When one day late in the autumn of 1943 Dr. Elie Borowski bought his first cylinders seal, he never suspected that he had set his feet on a path which would bring him to Jerusalem, to a museum built to house the work of a lifetime. That single seal is now one of the fourteen hundred seals and over four thousand objects in his collection.
Born in Warsaw 1913, Dr.

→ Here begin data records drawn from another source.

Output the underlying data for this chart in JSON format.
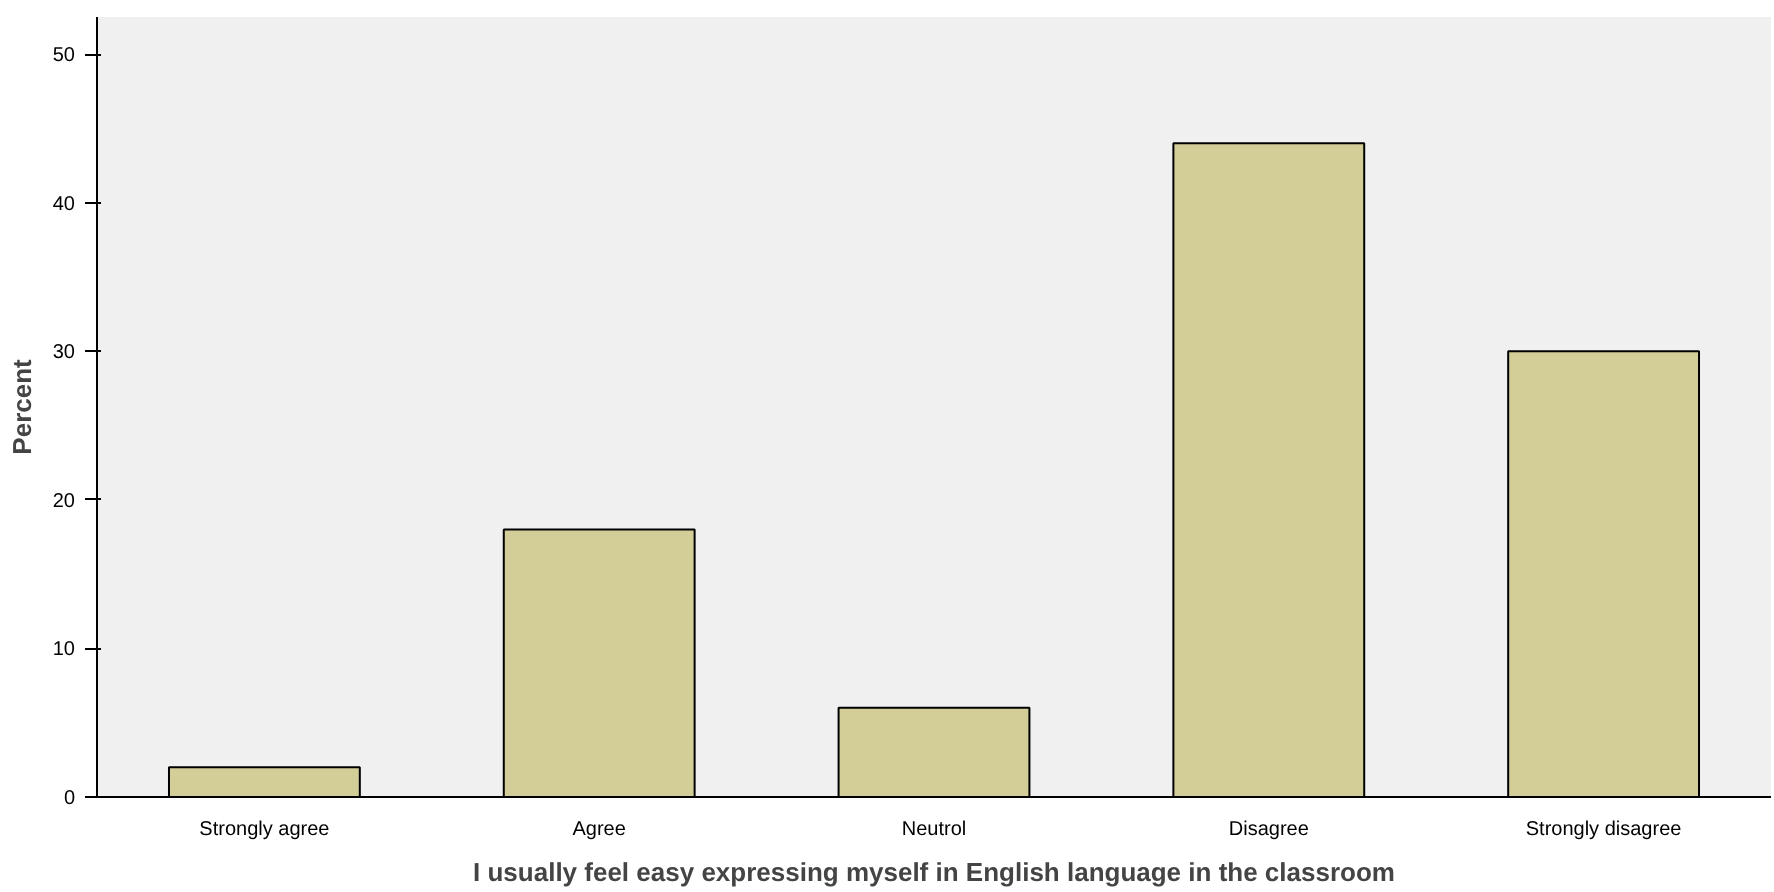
{
  "chart_data": {
    "type": "bar",
    "xlabel": "I usually feel easy expressing myself in English language in the classroom",
    "ylabel": "Percent",
    "categories": [
      "Strongly agree",
      "Agree",
      "Neutrol",
      "Disagree",
      "Strongly disagree"
    ],
    "values": [
      2,
      18,
      6,
      44,
      30
    ],
    "color": "#d3ce98",
    "ylim": [
      0,
      52.5
    ],
    "yticks": [
      0,
      10,
      20,
      30,
      40,
      50
    ],
    "grid": false
  }
}
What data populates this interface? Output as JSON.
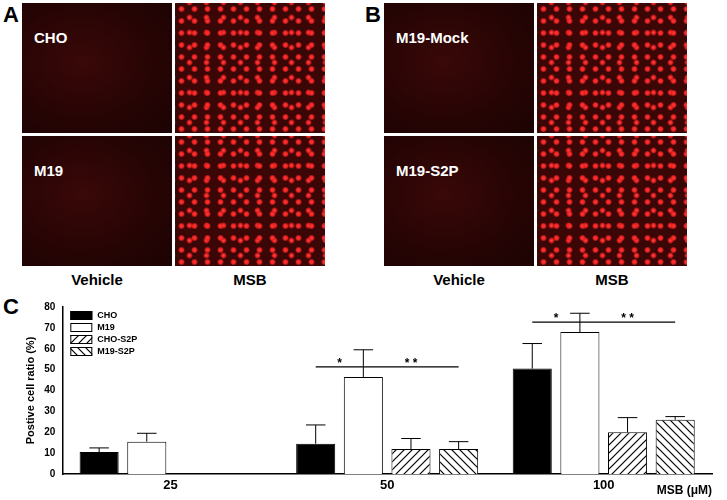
{
  "panels": [
    {
      "letter": "A",
      "columns": [
        "Vehicle",
        "MSB"
      ],
      "rows": [
        "CHO",
        "M19"
      ]
    },
    {
      "letter": "B",
      "columns": [
        "Vehicle",
        "MSB"
      ],
      "rows": [
        "M19-Mock",
        "M19-S2P"
      ]
    }
  ],
  "chart_data": {
    "letter": "C",
    "type": "bar",
    "categories": [
      "25",
      "50",
      "100"
    ],
    "x_label": "MSB (μM)",
    "y_label": "Postive cell ratio (%)",
    "ylim": [
      0,
      80
    ],
    "yticks": [
      0,
      10,
      20,
      30,
      40,
      50,
      60,
      70,
      80
    ],
    "grid": false,
    "legend": "upper left",
    "series": [
      {
        "name": "CHO",
        "color": "#000000",
        "values": [
          10.5,
          14.5,
          50.5
        ],
        "errors": [
          2,
          9,
          12
        ]
      },
      {
        "name": "M19",
        "color": "#ffffff",
        "values": [
          15.5,
          46.5,
          68
        ],
        "errors": [
          4,
          13,
          9
        ]
      },
      {
        "name": "CHO-S2P",
        "color": "#000000",
        "marker": "hatch-forward",
        "values": [
          null,
          12,
          20
        ],
        "errors": [
          null,
          5,
          7
        ]
      },
      {
        "name": "M19-S2P",
        "color": "#000000",
        "marker": "hatch-back",
        "values": [
          null,
          12,
          26
        ],
        "errors": [
          null,
          3.5,
          1.5
        ]
      }
    ],
    "annotations": [
      {
        "category": "50",
        "from": "CHO",
        "to": "M19",
        "text": "*"
      },
      {
        "category": "50",
        "from": "M19",
        "to": "M19-S2P",
        "text": "* *"
      },
      {
        "category": "100",
        "from": "CHO",
        "to": "M19",
        "text": "*"
      },
      {
        "category": "100",
        "from": "M19",
        "to": "M19-S2P",
        "text": "* *"
      }
    ]
  }
}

Borowski studied at the Mir Yeshiva and went on to study for the rabbinate at the Collegio Rabbinico Italiano in Florence. At that time he became enamoured of the art and history of the ancient Near East and decided to devote his life to studying it. At the Pontifical Biblical Institute in Rome he learnd to read cuneiform and specialised in early Sumerian writings.
Just before the outbreak of the Second World War, while studying in Paris in August 1939, Dr. Borowski enlisted with a unit of Jewish volunteers of the French army to fight the Nazis. As a military internee in Switzerland, he worked part-time for the Museum of Art and History of Geneva.
The Geneva museum had a collection of Mesopotamian seals and some cuneiform tablets. He began to publish them, first in learned articles and then in his book, Cylindres et Chachets Orientaux. After receiving his doctoral degree from the University of Geneva, he was invited as a Lady Davis Fellow to the Royal Ontario Museum in Toronto as a research associate.
Devastated by the loss of his family during the Holocaust, Borowski felt there was no point in art and music, poetry and literature if they could not provide people with the moral courage to withstand injustice and barbarism. The need for an awakening of moral and spiritual values contained in the Bible gradually developed into a lifetime goal. He believed the most effective way to reach this goal was to assemble a collection of artefacts from the Lands of the Bible that would confirm and elucidate the riches of the biblical world with its ethics and spirituality.
His first acquisition in Geneva in 1943 set the tone of his collection: a cylinder seal engraved in ancient Hebrew letters with the name “Shallum”, which he thought referred to Shallum son of Yavesh, who had usurped the throne of the kingdom of Israel for a short time in 741 B.C.E.
Over the years, Borowski has put together a choice collection of objects. Each seal, relief or figurine documents some event or person, or interprets some story or custom of our ancient past.
In 1968, objects from this collection were shown in New York in an exhibition marking the twentieth anniversary of the State of Israel.
In 1976, the Lands of the Bible Archaeology Foundation was established in Toronto, and in 1979 the exhibition “Ladders to Heaven” was shown at the Royal Ontario Museum. A selection of objects was published in 1981 in a book entitled Ladders to Heaven, named after the cylinder seal (on display in the Sumerian Temple – Gallery 6) which depicts the gods climbing a ladder to build a tower, linking earth and heaven, like the ladder of Jacob’s vision in Genesis 28:2.
In 1982 Elie Borowski and Batya Gamiel Weiss were married. They devoted themselves entirely to the fulfillment of Elie’s dream, the establishment of the Bible Lands Museum in Jerusalem.
In 1985 the groundbreaking ceremony was held on the site where the museum stands today. On May 11, 1992 the Bible Lands Museum Jerusalem opened for Israel and the world.
Elie and Batya Borowski are grateful to the many friends, supporters and the excellent team that make up the staff of the Bible Lands Museum Jerusalem, who have helped bring this museum to its realisation, and to all who continue to support its future.